Kayla stepped into the room. She wore her usual slate-grey blazer, her posture impeccable. She held a tablet against her chest like a shield.
"You wanted to see me, Tatum?" Her eyes flicked to my face, catching something there—a tightness around my mouth, the bruised exhaustion under my eyes. She didn't comment on it. She never did.
"Sit," I said, my voice quiet.
She sat, crossing her legs, her stylus poised over the screen.
"I need a complete audit of the company's infrastructure by noon," I said, leaning forward, lacing my fingers together. "Every piece of founding legal documentation, all vendor contracts, and the master list of login credentials."
Kayla’s stylus hovered. "An audit? For the quarterly review?"
"No." I held her gaze. The air in the room seemed to thin. "I want it all transferred to a secure, encrypted server. One that only you and I have the keys to."
Her brow furrowed slightly. "Neil's access..."
"Revoke it," I said. The words tasted like iron. "Change the passwords to the main social accounts. Reroute the two-factor authentication to my personal device. Lock him out of the financial dashboards."
Kayla went completely still. She was smart. She had watched Neil take credit for my late nights, watched him charm the investors I had painstakingly courted.
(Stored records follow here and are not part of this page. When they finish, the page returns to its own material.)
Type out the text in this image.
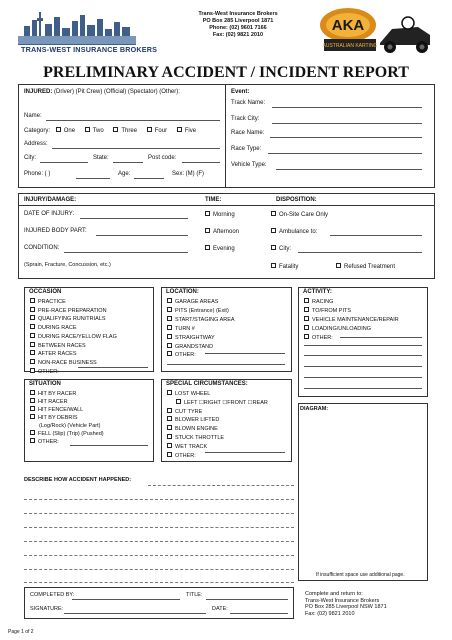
TRANS-WEST INSURANCE BROKERS
Trans-West Insurance Brokers
PO Box 285 Liverpool 1871
Phone: (02) 9601 7166
Fax: (02) 9821 2010
AKA
AUSTRALIAN KARTING
PRELIMINARY ACCIDENT / INCIDENT REPORT
INJURED: (Driver) (Pit Crew) (Official) (Spectator) (Other):
Name:
Category: One	Two	Three	Four	Five
Address:
City:	State:	Post code:
Phone: ( )	Age:	Sex: (M) (F)
Event:
Track Name:
Track City:
Race Name:
Race Type:
Vehicle Type:
INJURY/DAMAGE:	TIME:	DISPOSITION:
DATE OF INJURY:
INJURED BODY PART:
CONDITION:
(Sprain, Fracture, Concussion, etc.)
Morning
Afternoon
Evening
On-Site Care Only
Ambulance to:
City:
Fatality	Refused Treatment
OCCASION
PRACTICE
PRE-RACE PREPARATION
QUALIFYING RUN/TRIALS
DURING RACE
DURING RACE/YELLOW FLAG
BETWEEN RACES
AFTER RACES
NON-RACE BUSINESS
OTHER:
LOCATION:
GARAGE AREAS
PITS (Entrance) (Exit)
START/STAGING AREA
TURN #
STRAIGHTWAY
GRANDSTAND
OTHER:
ACTIVITY:
RACING
TO/FROM PITS
VEHICLE MAINTENANCE/REPAIR
LOADING/UNLOADING
OTHER:
SITUATION
HIT BY RACER
HIT RACER
HIT FENCE/WALL
HIT BY DEBRIS
(Log/Rock) (Vehicle Part)
FELL (Slip) (Trip) (Pushed)
OTHER:
SPECIAL CIRCUMSTANCES:
LOST WHEEL
LEFT ☐RIGHT ☐FRONT ☐REAR
CUT TYRE
BLOWER LIFTED
BLOWN ENGINE
STUCK THROTTLE
WET TRACK
OTHER:
DIAGRAM:
DESCRIBE HOW ACCIDENT HAPPENED:
If insufficient space use additional page.
COMPLETED BY:	TITLE:
SIGNATURE:	DATE:
Complete and return to:
Trans-West Insurance Brokers
PO Box 285 Liverpool NSW 1871
Fax: (02) 9821 2010
Page 1 of 2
She didn't know about the cancer quietly eating through my abdomen, and she didn't know about the dead mistress, but she knew an execution order when she heard one.
"If I lock the main accounts," Kayla said, her voice dropping a fraction of an octave, "he won't even be able to post a story. He'll be totally dark."
"That is the point, Kayla."
A heavy beat of silence passed between us. The tug-of-war was brief; her loyalty was a predetermined victory.
She lowered her tablet, her expression smoothing into absolute, terrifying professionalism.
"Consider it done," she said.
"And Kayla?" I called out just as she reached the glass door. She paused, looking back over her shoulder.
"Not a word of this to him. If he calls, you let it ring."
She gave a single, sharp nod and walked out. I turned my chair toward the window, watching the city move below me, the countdown in my blood ticking away in perfect synchronization with the destruction I had just set in motion.